I am seeing an issue that I wonder if others have seen: I am having depthmap calculation failures that are really strange: depthmaps run for a while and then eventually only run on one of many cores on the machine and stall indefinitely. Is anyone else seeing this? I have successfully processed this dataset in the recent past.
I’ve had it a few times under WSL2. If I rerun with max-concurrency 1, it will usually go off okay
Is there a stack trace with it? (Task output). I can check if I see it in the Lightning logs. Or it just hangs without finishing?
Task output is… unremarkable. It looks like it’s just using 1 of 96 threads, so I suppose maybe it will finish eventually, but a 14 minute job is taking hours, if it completes at all:
Estimated depth-maps 116 (6.81%, 57s, ETA 13m)...
Estimated depth-maps 117 (6.87%, 58s, ETA 13m)...
Estimated depth-maps 118 (6.93%, 58s, ETA 13m)...
Estimated depth-maps 119 (6.99%, 59s, ETA 13m)...
This is on my own machine, so no lightning.
And it’s a 96 cores machine (or 48)? Just trying to gage what kind of hardware this could be reproduced on.
It’s a 48 core/96 thread machine (4x12) that is remarkably similar to this: Dell PowerEdge R820 Server 2.40Ghz 48-Core 768GB 16x 1.2TB 12G H810 Ra – TechMikeNY (48-core poweredge 820 with 768GB RAM).
It did finish eventually. I am unclear on how long it hung out on a single thread, but based on the 12 hours it took to process, I would hazard it spend the remainder of the depth map calculations on a single thread.
Hi All - I am seeing this as well. I am running tasks that had previously taken around 1hr that I’ve let go for 12hrs plus but not sure I should just let them go. Any updates / thoughts on this?
Just found the warning as well…
“[WARNING] Failed to run process in parallel, retrying with a single thread…”
Hoping to find some sort of solution. I am running webODM. Is there a way to revert to a previous version of odm? This is the first I’ve seen this issue so hoping this could work?
Thank you in advance.
Hi all, I’m facing this as well.
I posted it earlier here, I thought it hangs at the beginning, but recently I found it just uses a single core and runs forever.
I noticed the issue mostly happens on the large dataset or “hard” dataset(low contrast images, like snow, sand, where opensfm reconstruction is not good enough). I’m using azure dsv3 series (8 to 64 cores) for processing. If you check the attached image of the opensfm reconstruction result, there are lot of noises, I guess they might be the issue? Or it just hard for openmvs to handle low constrast images?
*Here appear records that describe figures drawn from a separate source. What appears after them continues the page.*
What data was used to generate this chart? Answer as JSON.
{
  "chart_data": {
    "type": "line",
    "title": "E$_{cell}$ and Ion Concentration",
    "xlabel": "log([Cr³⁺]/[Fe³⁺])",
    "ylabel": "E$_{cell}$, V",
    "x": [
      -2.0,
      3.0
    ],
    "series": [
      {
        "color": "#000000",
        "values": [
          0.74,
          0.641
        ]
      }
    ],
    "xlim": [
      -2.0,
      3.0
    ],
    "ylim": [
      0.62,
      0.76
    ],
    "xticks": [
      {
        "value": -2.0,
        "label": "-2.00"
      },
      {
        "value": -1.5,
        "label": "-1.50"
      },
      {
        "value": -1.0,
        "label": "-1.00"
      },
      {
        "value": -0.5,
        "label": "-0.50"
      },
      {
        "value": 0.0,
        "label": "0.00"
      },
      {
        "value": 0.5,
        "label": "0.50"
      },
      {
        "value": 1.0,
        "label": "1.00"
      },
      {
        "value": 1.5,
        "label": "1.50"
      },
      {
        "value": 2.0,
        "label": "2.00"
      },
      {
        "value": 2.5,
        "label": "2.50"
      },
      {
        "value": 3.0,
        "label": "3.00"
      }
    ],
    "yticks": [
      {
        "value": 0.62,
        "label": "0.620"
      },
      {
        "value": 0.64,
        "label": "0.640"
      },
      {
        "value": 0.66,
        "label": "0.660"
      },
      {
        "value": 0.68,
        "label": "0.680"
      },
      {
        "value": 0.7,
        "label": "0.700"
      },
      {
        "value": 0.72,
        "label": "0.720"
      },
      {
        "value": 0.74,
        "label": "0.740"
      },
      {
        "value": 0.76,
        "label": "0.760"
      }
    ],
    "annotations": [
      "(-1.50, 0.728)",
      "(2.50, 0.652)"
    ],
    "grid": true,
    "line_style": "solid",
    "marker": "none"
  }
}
I just tested with max-concurrency 1, it does help
Yes, but if you’ve got a big machine and want to use the cores, that’s not a great solution. It’s both good and bad to hear others are having the same issue.
Since I just encountered this issue again today, I took some time to test. I believe it has something to do with the noisy opensfm reconstruction (the image I posted above). So I manually removed those noisy points(simply remove points 130m away from the closest camera), and run openmvs again. This time it showed warnings and errors about some images are not legit, selected 118 out 138 images to move on, but the process went smoothly. I’m not sure exactly what’s going on in openmvs, but hope this could provide some insight to figure out this issue, thanks.
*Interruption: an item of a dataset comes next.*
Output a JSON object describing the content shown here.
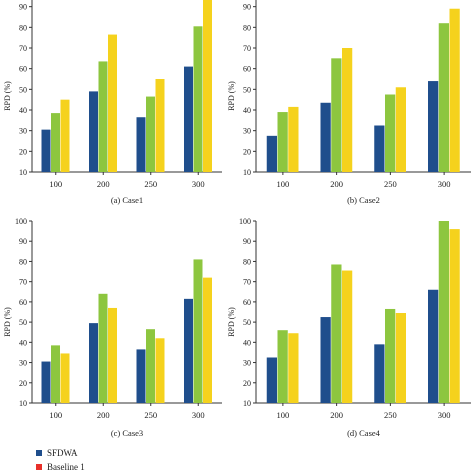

Very interesting. What settings (especially neighbor and images search distance settings are you using?
I’m realizing I didn’t start seeing this until I started to use clusters of streetview images with exotic matcher neighbors and matcher distance settings.
Normally I use matcher-neighbors 24 or matcher-distance 150
So, you could be getting matches that are too aggressive too. Out of curiousity, what is your matcher? FLANN (default) or BOW?
Could be, I’ll run some tests. I use FLANN
This is helpful. I am seeing something similar. How do you go about removing these points?
I edited the
reconstruction.json before running openmvs stage, remove the outlier points. Since there are lots of points, I wrote a python script to do it.
Have that in a gist or something somewhere you could share?